Ron Yankowski

No. 78
- Position: Defensive end

Personal information
- Born: October 23, 1946 (age 79) Arlington, Massachusetts, U.S.
- Listed height: 6 ft 5 in (1.96 m)
- Listed weight: 244 lb (111 kg)

Career information
- College: Kansas State
- NFL draft: 1971: 8th round, 199th overall pick

Career history
- St. Louis Cardinals (1971–1980);

Awards and highlights
- First-team All-Big Eight (1970);

Career NFL statistics
- Sacks: 30
- Fumble recoveries: 5
- Defensive TDs: 1
- Stats at Pro Football Reference

= Ron Yankowski =

American football player (born 1946)

Ronald William Yankowski (born October 23, 1946) is an American former professional football player who was a defensive end for 10 seasons in the National Football League (NFL) for the St.

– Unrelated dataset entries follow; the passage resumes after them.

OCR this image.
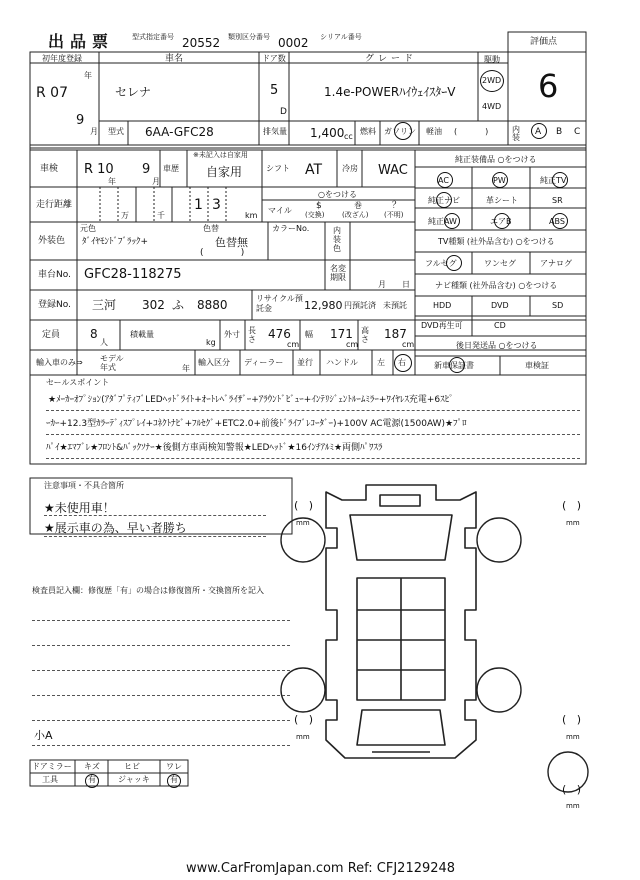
出品票	型式指定番号 20552 類別区分番号 0002 シリアル番号	評価点
6
初年度登録
年
R 07
9
月
車名
セレナ
ドア数
5
D
グレード
1.4e-POWERﾊｲｳｪｲｽﾀｰV
駆動
2WD
4WD
型式 6AA-GFC28	排気量 1,400 cc
燃料 ガソリン 軽油 (           )	内装
A B C
車検 R 10
年
9
月
車歴
※未記入は自家用
自家用	シフト AT 冷房 WAC
走行距離	1 3
万	千	km
○をつける
マイル	$
(交換)
巻
(改ざん)
？
(不明)
元色
外装色 ﾀﾞｲﾔﾓﾝﾄﾞﾌﾞﾗｯｸ+
色替
色替無
(             )
カラーNo.	内装色
車台No. GFC28-118275	名変期限
月 日
登録No. 三河 302 ふ 8880	リサイクル預託金	12,980 円 預託済 未預託
定員 8
人
積載量
kg
外寸 長さ 476
cm
幅 171
cm
高さ 187
cm
輸入車のみ⇒ モデル年式	年
輸入区分 ディーラー 並行 ハンドル 左 右
純正装備品 ○をつける
AC	PW	純正TV
純正ナビ	革シート	SR
純正AW	エアB	ABS
TV種類 (社外品含む) ○をつける
フルセグ	ワンセグ	アナログ
ナビ種類 (社外品含む) ○をつける
HDD	DVD	SD
DVD再生可	CD
後日発送品 ○をつける
新車保証書	車検証
セールスポイント
★ﾒｰｶｰｵﾌﾟｼｮﾝ(ｱﾀﾞﾌﾟﾃｨﾌﾞLEDﾍｯﾄﾞﾗｲﾄ+ｵｰﾄﾚﾍﾞﾗｲｻﾞｰ+ｱﾗｳﾝﾄﾞﾋﾞｭｰ+ｲﾝﾃﾘｼﾞｪﾝﾄﾙｰﾑﾐﾗｰ+ﾜｲﾔﾚｽ充電+6ｽﾋﾟ
ｰｶｰ+12.3型ｶﾗｰﾃﾞｨｽﾌﾟﾚｲ+ｺﾈｸﾄﾅﾋﾞ+ﾌﾙｾｸﾞ+ETC2.0+前後ﾄﾞﾗｲﾌﾞﾚｺｰﾀﾞｰ)+100V AC電源(1500AW)★ﾌﾟﾛ
ﾊﾟｲ★ｴﾏﾌﾞﾚ★ﾌﾛﾝﾄ&ﾊﾞｯｸｿﾅｰ★後側方車両検知警報★LEDﾍｯﾄﾞ★16ｲﾝﾁｱﾙﾐ★両側ﾊﾟﾜｽﾗ
注意事項・不具合箇所
★未使用車！
★展示車の為、早い者勝ち
検査員記入欄：修復歴「有」の場合は修復箇所・交換箇所を記入
小A
(   )
mm
(   )
mm
(   )
mm
(   )
mm
(   )
mm
ドアミラー キズ	ヒビ	ワレ
工具	有	ジャッキ	有
www.CarFromJapan.com Ref: CFJ2129248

Louis Cardinals. Yankowski played college football for the Kansas State Wildcats and Northeastern Oklahoma A&M Golden Norsemen.

Yankowski was selected 199th overall in the eighth round by the St. Louis Cardinals in 1971. He started ten games at defensive end his rookie season. The biggest play of his career came in a 1974 game at Washington when he returned a Billy Kilmer fumble 71 yards for a touchdown to help the Cards to a 17–10 victory. Yankowski played in 128 games during his ten-year career in St. Louis and finished with five fumble recoveries and 30 sacks.